M. Montebourg peut espérer raviver la flamme auprès des classes populaires qui ont déserté le Parti socialiste depuis des années. Les déceptions risquent d'être grandes, et le retour de bâton aussi violent que celui qui suivit les promesses non tenues de Nicolas Sarkozy. Le ministre n'a jusqu'à présent obtenu que peu de résultats. Il a débuté son mandat en montant au créneau contre la fermeture de l'usine Peugeot d'Aulnay, en région parisienne. Avant de constater son impuissance.

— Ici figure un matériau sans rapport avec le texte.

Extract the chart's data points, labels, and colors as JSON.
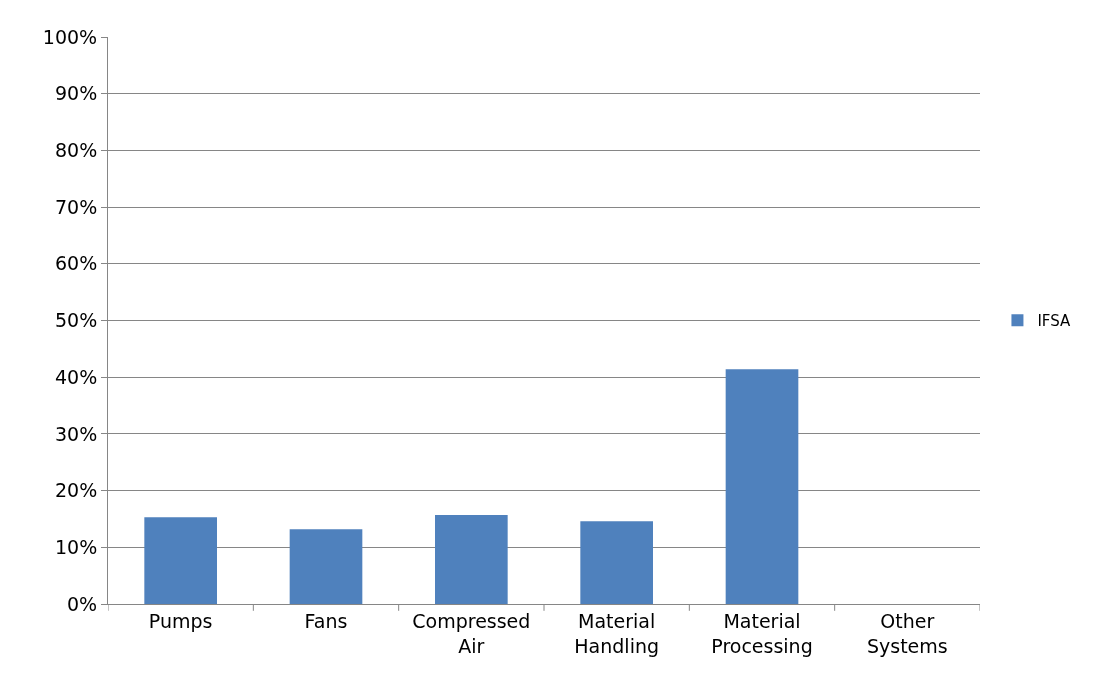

Le ministre du redressement productif a franchi, lundi 26 novembre, une nouvelle étape, en expliquant aux Echos son rejet du sidérurgiste Mittal : "Nous ne voulons plus de Mittal en France, car ils n'ont pas respecté la France." Ainsi, ce n'est plus simplement le rachat du site de Florange qu'il propose, mais l'expulsion du sidérurgiste indien, qui emploie 20 000 salariés sur 150 sites en France. Cette proposition est cohérente avec l'emballement qui saisit M. Montebourg : rien ne sert d'acheter des hauts-fourneaux invendables, la sidérurgie étant en surcapacité en Europe. C'est donc une filière rentable qu'il convient de nationaliser. Le gouvernement de François Hollande reviendrait ainsi aux nationalisations punitives, comme celle de Renault en 1945, et étatistes, comme celles de 1981. Car il ne s'agit pas d'une intervention provisoire, destinée à éviter une crise de liquidités comme l'ont connue Alstom en France ou General Motors aux Etats-Unis, mais d'un interventionnisme sur une entreprise rentable. Les syndicats ont perçu le danger de telles surenchères. Le gouvernement a soutenu M. Montebourg ces derniers jours. Il ne suffira pas que François Hollande désavoue ses propos lorsqu'il rencontrera, mardi, Lakshmi Mittal à l'Elysée. Il faut faire cesser ce prétendu jeu de rôle qui décrédibilise la parole et l'action politique.